I feel like summer is slipping away.
The kids have been out of school for two weeks or so and why aren’t we having lots of fun? You know what will rain on your proverbial parade? A full-time job. I am chained to my desk from 10 a.m. until 3 p.m., and again from 9 p.m. until midnight. I am not a fun mom. I’m a working mom.
The older two kids are heading out to visit a friend on Thursday. So tomorrow I will be working and then getting them packed and ready to travel for the first time on an airplane without me. One of them will return in time for his girlfriend’s visit. Her sister will also be here for a week . . . then the sister leaves and the girlfriend stays for a few more weeks. People will be coming and going a lot this summer.
Maybe when we have house guests we’ll have some fun. I don’t want the whole summer to zoom past before we have enough fun.

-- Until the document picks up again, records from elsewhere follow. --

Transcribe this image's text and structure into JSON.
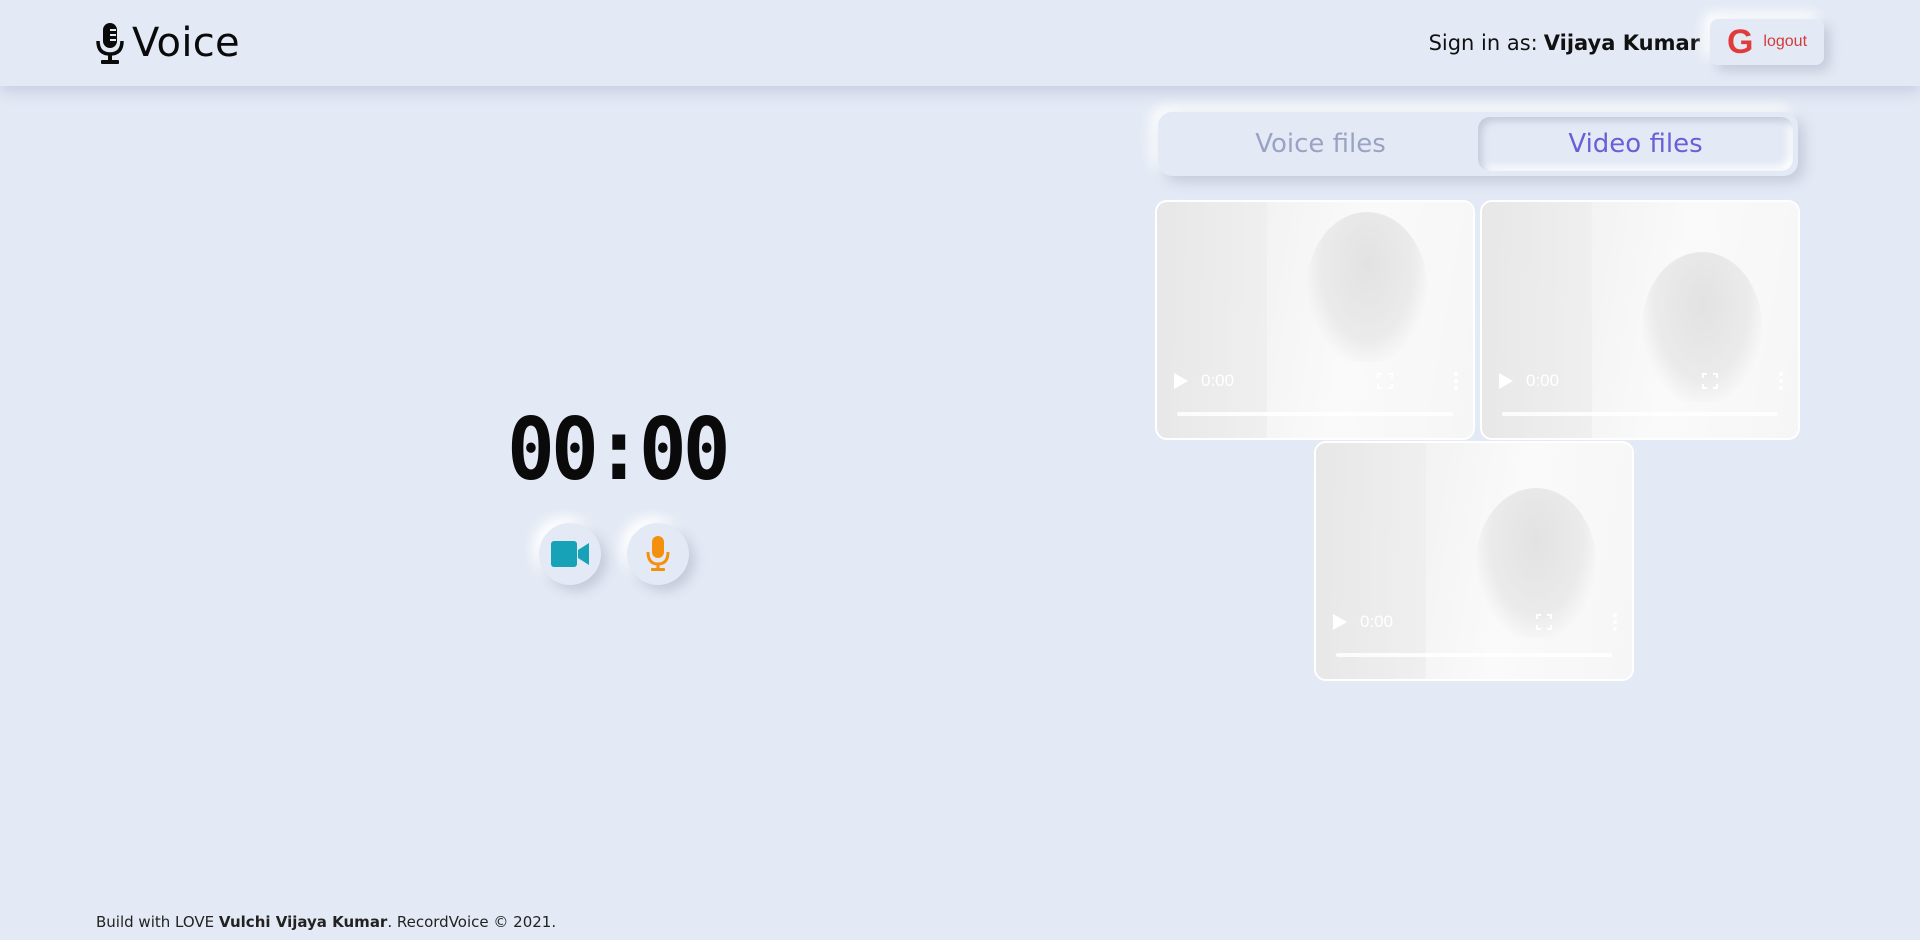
{
  "header": {
    "app_name": "Voice",
    "brand_icon": "microphone-icon",
    "signin_label": "Sign in as:",
    "user_name": "Vijaya Kumar",
    "logout": {
      "icon_text": "G",
      "label": "logout"
    }
  },
  "recorder": {
    "timer": "00:00",
    "video_button_icon": "video-camera-icon",
    "audio_button_icon": "microphone-icon",
    "colors": {
      "video": "#17a2b8",
      "audio": "#f5900e"
    }
  },
  "tabs": {
    "items": [
      {
        "label": "Voice files",
        "active": false
      },
      {
        "label": "Video files",
        "active": true
      }
    ],
    "active_color": "#6a5fd6",
    "inactive_color": "#9aa3c4"
  },
  "videos": [
    {
      "time": "0:00"
    },
    {
      "time": "0:00"
    },
    {
      "time": "0:00"
    }
  ],
  "footer": {
    "prefix": "Build with LOVE",
    "author": "Vulchi Vijaya Kumar",
    "suffix": ". RecordVoice © 2021."
  }
}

In the meantime, between soccer and lacrosse, we’re sitting at kids’ practice fields four days a week.
And my kids are starting to look bored already when they wander into my office for various reasons during my work-day. I do believe in the power of boredom.
In fact, I’d like to experience a little boredom myself right about now.

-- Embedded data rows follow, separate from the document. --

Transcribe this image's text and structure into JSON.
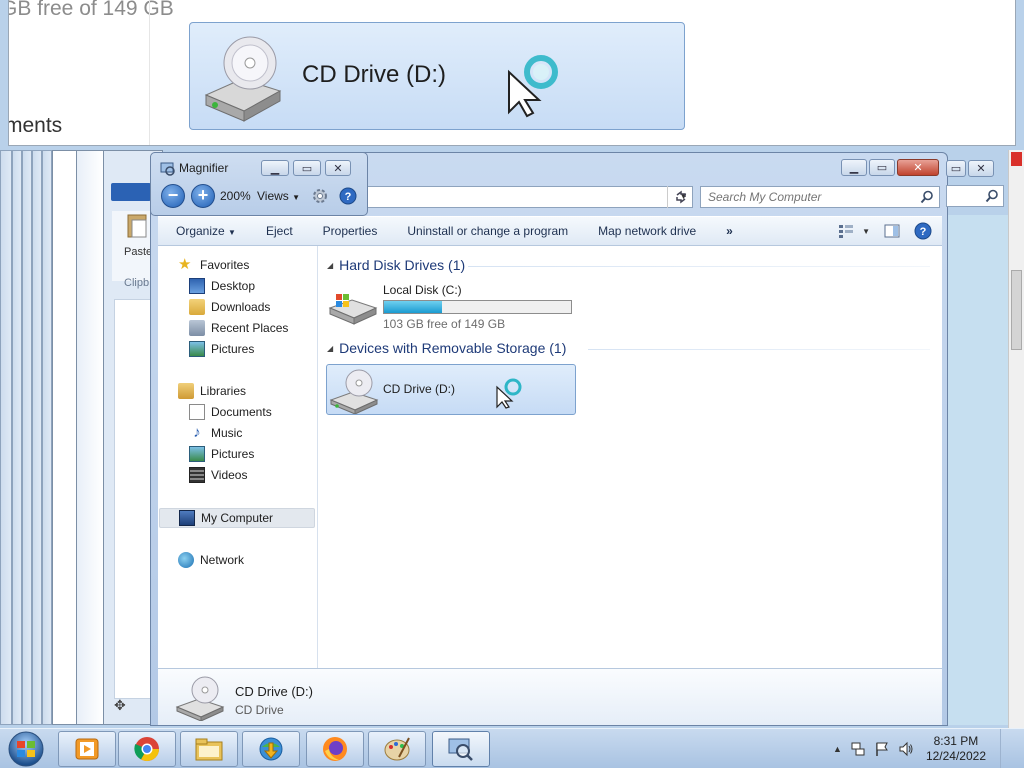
{
  "lens": {
    "partial_text_top": "GB free of 149 GB",
    "partial_text_left": "ments",
    "tile_label": "CD Drive (D:)"
  },
  "background_window": {
    "paste_label": "Paste",
    "clipboard_label": "Clipb"
  },
  "explorer": {
    "search_placeholder": "Search My Computer",
    "toolbar": {
      "organize": "Organize",
      "eject": "Eject",
      "properties": "Properties",
      "uninstall": "Uninstall or change a program",
      "map_network": "Map network drive",
      "more": "»"
    },
    "nav": {
      "favorites": "Favorites",
      "desktop": "Desktop",
      "downloads": "Downloads",
      "recent_places": "Recent Places",
      "pictures": "Pictures",
      "libraries": "Libraries",
      "documents": "Documents",
      "music": "Music",
      "lib_pictures": "Pictures",
      "videos": "Videos",
      "my_computer": "My Computer",
      "network": "Network"
    },
    "groups": {
      "hard_disk": "Hard Disk Drives (1)",
      "removable": "Devices with Removable Storage (1)"
    },
    "local_disk": {
      "name": "Local Disk (C:)",
      "free_text": "103 GB free of 149 GB",
      "used_fraction": 0.31
    },
    "cd_drive": {
      "name": "CD Drive (D:)"
    },
    "details": {
      "name": "CD Drive (D:)",
      "type": "CD Drive"
    }
  },
  "magnifier": {
    "title": "Magnifier",
    "zoom": "200%",
    "views": "Views"
  },
  "taskbar": {
    "time": "8:31 PM",
    "date": "12/24/2022",
    "apps": [
      "media-player",
      "chrome",
      "file-explorer",
      "idm",
      "firefox",
      "paint",
      "magnifier"
    ]
  },
  "colors": {
    "accent": "#1a9bd1",
    "group_header": "#1e3a78",
    "selection": "#c6dbf5"
  }
}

Wait. Do I want fun? Or boredom? What can I say? I’m just a paradox. I’d like to go to a movie and the beach and Sea World. I want a nap and time to read. And more.

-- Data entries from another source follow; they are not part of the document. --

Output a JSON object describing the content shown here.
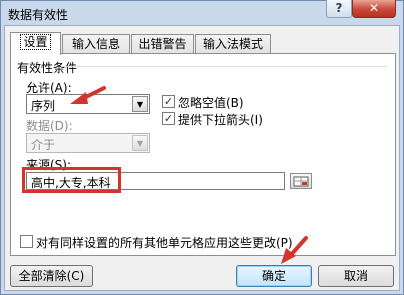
{
  "window": {
    "title": "数据有效性",
    "help_glyph": "?",
    "close_glyph": "✕"
  },
  "tabs": [
    {
      "label": "设置",
      "active": true
    },
    {
      "label": "输入信息",
      "active": false
    },
    {
      "label": "出错警告",
      "active": false
    },
    {
      "label": "输入法模式",
      "active": false
    }
  ],
  "settings": {
    "group_label": "有效性条件",
    "allow_label": "允许(A):",
    "allow_value": "序列",
    "data_label": "数据(D):",
    "data_value": "介于",
    "ignore_blank_label": "忽略空值(B)",
    "ignore_blank_checked": true,
    "dropdown_label": "提供下拉箭头(I)",
    "dropdown_checked": true,
    "source_label": "来源(S):",
    "source_value": "高中,大专,本科",
    "apply_all_label": "对有同样设置的所有其他单元格应用这些更改(P)",
    "apply_all_checked": false
  },
  "buttons": {
    "clear_all": "全部清除(C)",
    "ok": "确定",
    "cancel": "取消"
  },
  "annotation_color": "#d2342e"
}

It’s a conundrum, isn’t it? I’d say for the most part they’re old enough to create their own fun. I keep telling my son and d-i-l the kids don’t have to be on the go all the time to have ‘fun’. I dunno about you but my summers were spent in the neighborhood…we never went anywhere, and I don’t remember having one boring summer. But, alas…that was in the days when there were 20 kids in the neighborhood and there was always someone to play with. Plus we had the run of everyone’s yards. Different world, sadly.